Alice Huang

Dr. Huang is Senior Councilor for External Relations and Faculty Associate in Biology at the California Institute of Technology. She was previously Professor of Microbiology and Molecular Genetics at Harvard Medical School and subsequently Dean for Science at New York University. She currently sits on the Boards of the Keck Graduate Institute of Applied Life Sciences of the Claremont Colleges, Health Effects Institute in Boston, MA, Waksman Foundation for Microbiology, Rockefeller Foundation, and Public Agenda. She consults on science policy for government agencies in Singapore, Taiwan, and China as well as for the U.S. National Academy of Sciences, the National Aeronautics & Space Agency, and the State of California.

Dr. Huang is a distinguished virologist. The American Society for Microbiology gave her the Eli Lilly Award in Immunology and Microbiology (1977) for her identification of defective interfering viral particles and discoveries on vesicular stomatitis virus, a prototype RNA enveloped virus. The Society also awarded her the Alice C. Evans Award (2001) for promoting women in the sciences. She is a past President of that society. She has honorary doctorates of science from Wheaton College, Mt. Holyoke College, and the Medical College of Pennsylvania. Her past Board service includes the American Association for the Advancement of Science (AAAS), the Keystone Center, University of Massachusetts, Johns Hopkins University, and Shady Hill School. She is a fellow of Academia Sinica in Taiwan (1991), American Women in Science (1998), the Academy of Microbiology, and the AAAS (1999).

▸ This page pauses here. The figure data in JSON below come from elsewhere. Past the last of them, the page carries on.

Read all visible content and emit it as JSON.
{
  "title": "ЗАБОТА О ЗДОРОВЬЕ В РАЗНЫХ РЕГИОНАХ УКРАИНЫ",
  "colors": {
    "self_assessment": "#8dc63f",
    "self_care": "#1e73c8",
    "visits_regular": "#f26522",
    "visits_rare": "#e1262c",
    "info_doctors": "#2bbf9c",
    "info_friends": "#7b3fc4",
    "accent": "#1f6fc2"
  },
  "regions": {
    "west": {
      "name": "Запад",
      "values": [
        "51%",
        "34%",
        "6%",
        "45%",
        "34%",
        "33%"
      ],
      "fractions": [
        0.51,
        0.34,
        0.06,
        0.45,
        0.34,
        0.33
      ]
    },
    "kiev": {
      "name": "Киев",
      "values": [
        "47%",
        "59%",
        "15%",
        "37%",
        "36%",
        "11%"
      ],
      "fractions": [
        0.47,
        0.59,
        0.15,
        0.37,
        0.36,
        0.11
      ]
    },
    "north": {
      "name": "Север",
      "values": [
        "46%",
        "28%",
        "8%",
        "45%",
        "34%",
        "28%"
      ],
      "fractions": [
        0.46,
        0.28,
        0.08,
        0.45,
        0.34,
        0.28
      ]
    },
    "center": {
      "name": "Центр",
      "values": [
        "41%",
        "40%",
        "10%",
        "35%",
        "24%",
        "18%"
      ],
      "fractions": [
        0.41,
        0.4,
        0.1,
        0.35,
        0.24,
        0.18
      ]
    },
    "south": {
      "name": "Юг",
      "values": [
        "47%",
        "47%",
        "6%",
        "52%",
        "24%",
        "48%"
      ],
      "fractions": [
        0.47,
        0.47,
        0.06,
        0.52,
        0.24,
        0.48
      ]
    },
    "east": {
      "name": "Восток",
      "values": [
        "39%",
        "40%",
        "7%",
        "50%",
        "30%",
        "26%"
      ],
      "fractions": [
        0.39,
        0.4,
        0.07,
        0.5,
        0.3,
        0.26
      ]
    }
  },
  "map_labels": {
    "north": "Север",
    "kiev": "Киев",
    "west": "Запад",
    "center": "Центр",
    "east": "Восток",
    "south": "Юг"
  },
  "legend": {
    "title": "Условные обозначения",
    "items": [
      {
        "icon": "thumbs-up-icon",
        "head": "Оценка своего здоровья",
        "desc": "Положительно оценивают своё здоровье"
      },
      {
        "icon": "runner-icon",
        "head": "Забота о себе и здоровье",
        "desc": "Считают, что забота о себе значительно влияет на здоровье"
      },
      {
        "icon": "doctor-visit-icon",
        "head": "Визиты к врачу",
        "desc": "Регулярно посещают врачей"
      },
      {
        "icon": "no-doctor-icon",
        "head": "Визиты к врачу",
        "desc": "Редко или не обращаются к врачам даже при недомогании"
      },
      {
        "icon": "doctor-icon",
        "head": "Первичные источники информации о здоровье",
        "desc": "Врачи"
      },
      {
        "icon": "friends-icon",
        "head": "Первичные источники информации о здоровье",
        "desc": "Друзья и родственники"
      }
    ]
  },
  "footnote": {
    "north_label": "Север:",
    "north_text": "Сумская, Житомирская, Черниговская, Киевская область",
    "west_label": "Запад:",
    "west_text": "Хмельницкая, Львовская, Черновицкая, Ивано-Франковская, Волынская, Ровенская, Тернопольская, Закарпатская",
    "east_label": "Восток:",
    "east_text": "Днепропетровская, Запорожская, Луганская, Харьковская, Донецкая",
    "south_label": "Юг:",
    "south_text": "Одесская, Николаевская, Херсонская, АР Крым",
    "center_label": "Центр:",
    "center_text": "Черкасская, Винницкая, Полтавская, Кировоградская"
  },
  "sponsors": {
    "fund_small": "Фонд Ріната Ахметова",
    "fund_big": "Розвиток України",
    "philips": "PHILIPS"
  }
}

She was Assistant Professor of Microbiology and Molecular Genetics at Harvard Medical School in 1971. During that time she also served as coordinator of the Virology Unit at the Channing Laboratories of Infectious Diseases at Boston City Hospital and Director of the training program funded by the National Cancer Institute on “Virus-Host Interactions in Cancer.” She became full Professor in 1979, as well as the Director of Laboratories of Infectious Diseases at Children’s Hospital in Boston.

Born in China, Dr. Huang emigrated to the U.S. in 1949. She grew up attending an Episcopal girls’ school on the East Coast and Wellesley College. She received BA, MA, and Ph.D. degrees (microbiology, 1966) from Johns Hopkins University.

As an administrator, Dr. Huang is particularly interested in interdisciplinary research, organization of educational institutions, and in policy issues related to science and technology. Since coming to Caltech (1997), where her husband David Baltimore is the President, she has joined the Pacific Council on International Policy and supports many community organizations.

Dr. Huang resides in Pasadena, California, and has one daughter.